Lo diciamo subito: siamo per l’abolizione dell’ergastolo, o meglio, della “pena di morte lenta”. Lo siamo per un principio elementare di civiltà e per essere fedeli alla Carta costituzionale.
Il dibattito sulla necessità del carcere a vita riemerge, in genere, ogni qual volta un delitto particolarmente efferato scuote l’opinione pubblica. Perciò se ne discute sempre “con la pancia”, sull’onda dell’emozione o del raccapriccio. Quasi mai a mente lucida. Altre volte l’ergastolo è preda del solito luogo comune che vuole che in Italia una pena non si sconti mai fino alla fine. Non è forse vero che il primo argomento usato per dimostrare che la giustizia italiana non funziona è quello che dalla galera si esce in fretta, che “tanto, prima o poi, escono tutti, anche i criminali più incalliti e gli ergastolani”?
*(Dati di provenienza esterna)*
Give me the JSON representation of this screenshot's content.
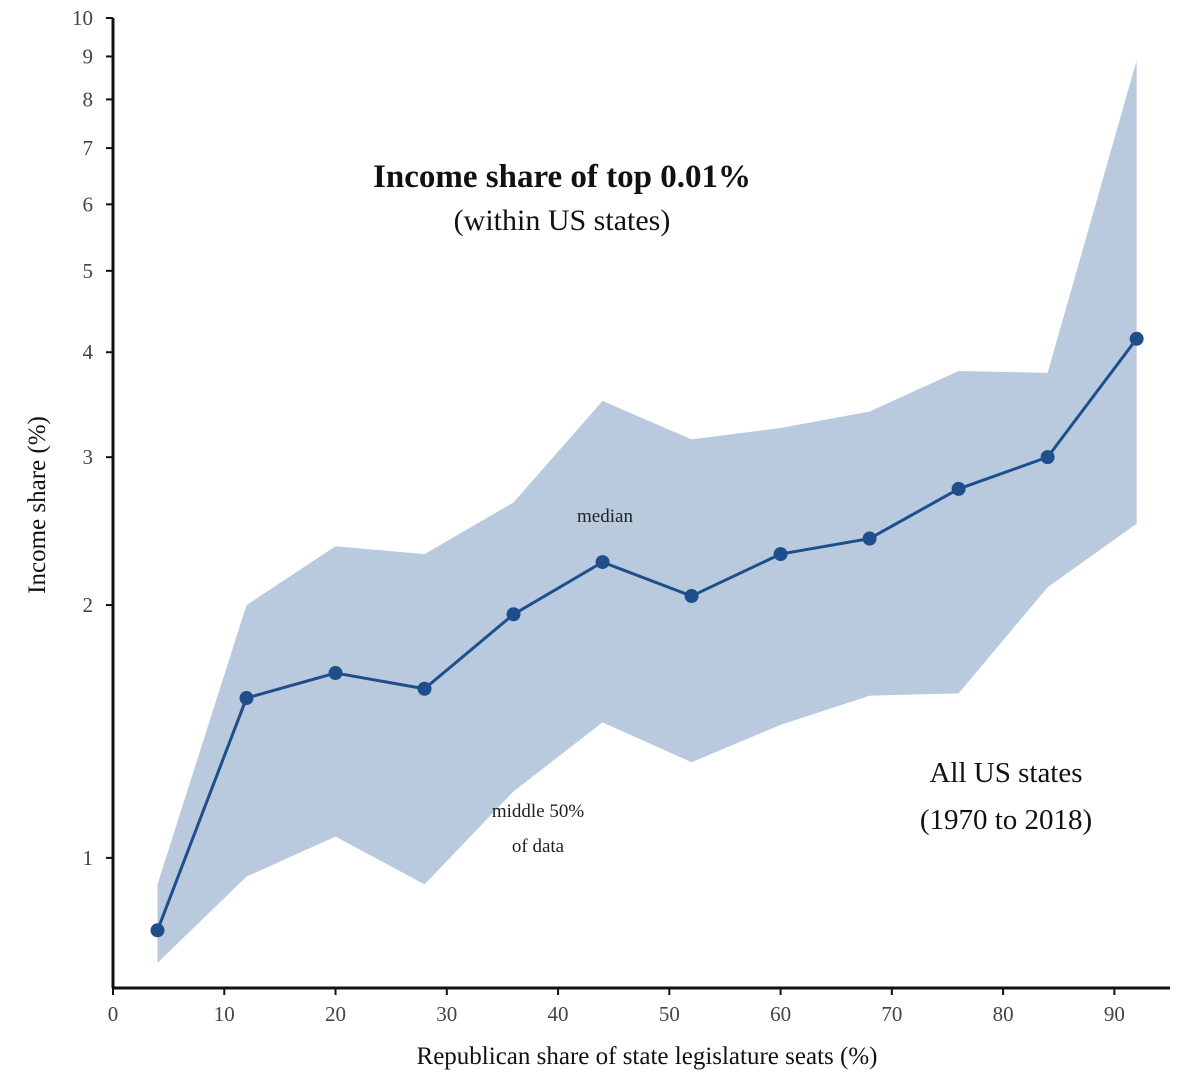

E invece non è così. Basta andare a vedersi i numeri per rendersene conto: dai dati ufficiali del Ministero della Giustizia sappiamo, per esempio, che al 31 dicembre 2012 i detenuti ergastolani presenti nelle carceri italiane erano 1.581, quattro volte di più di vent’anni fa. E che un centinaio tra questi ha già superato i trent’anni di detenzione, mentre pochissimi di loro godono del regime di semilibertà. Altro che scomparsa dell’ergastolo, o sua mancata applicazione.
C’è di più: da anni in Italia esiste, nei fatti, un altro “fine pena mai”, un’altra forma, cioè, di carcere a vita. Si chiama “ergastolo ostativo” (art.4 bis O.P.), ed è quella forma d’ergastolo che impedisce al detenuto che abbia commesso gravi reati associativi, o di stampo mafioso, e che abbia deciso di non collaborare con la giustizia, di usufruire di qualsiasi forma di beneficio o sconto di pena: nessun permesso premio, né tantomeno semilibertà o affidamento in prova ai servizi sociali. Questa sospensione “estrema” delle normali regole di trattamento penitenziario fu introdotta nel 1992, in un clima sociale ben diverso dall’attuale, all’indomani della strage di Capaci, quando il giudice Giovanni Falcone fu fatto saltare in aria con la moglie e la scorta. Da allora questa sospensione non è più stata rimossa. Oggi sono circa 700 gli ergastolani ostativi rinchiusi nelle carceri italiane.
Ma è giusto che una pena non debba avere una fine? Non pochi osservano che l’ergastolo è in contraddizione con l’articolo 27 della nostra Costituzione, quando afferma che “le pene devono tendere alla rieducazione del condannato”. Come conciliare la rieducazione e il reinserimento nella società con il “fine pena mai”? La giustizia peraltro, in questo modo, non rischia di diventare vendicativa, invece che retributiva? Esigere la certezza della pena, non esclude affatto volere anche la certezza di un fine della pena. Di fatto l’ergastolo non permette di “scontare la pena, pur scontandola nel modo più duro. Se “scontare” significa “estinguere” un debito, in questo caso, il debito resta sempre pendente per intero, come il macigno di Sisifo, che non si ridimensiona al trasporto successivo. E ogni mattino dietro le grate, quindi, è sempre e soltanto un nuovo inizio di pena. Non è un caso che il mondo dell’associazionismo, cattolico e laico, si sia mosso per richiedere la cancellazione dell’ergastolo. E non è un caso se Papa Francesco, nel recente ‘motu proprio’ sulla riforma della giustizia penale vaticana abbia abolito definitivamente il carcere a vita.
Se stiamo nel novero dei Paesi civili è anche perché abbiamo rifiutato la schiavitù e la pena di morte. Ma non del tutto, almeno fino a quando vigerà qualcosa che assomiglia a quest’ultima. Il giorno in cui la pena “di morte lenta” sarà cancellata, com’è già accaduto altrove, finalmente si farà ammenda di un furto sacrilego: quello della speranza. Cioè della risorsa ultima e indisponibile che possiede ogni coscienza umana, fosse anche la più disgraziata e infelice. Quando rimetteremo in moto, davvero per tutti, le lancette dell’orologio che conta la pena da scontare, potremo dirci uno stato di diritto.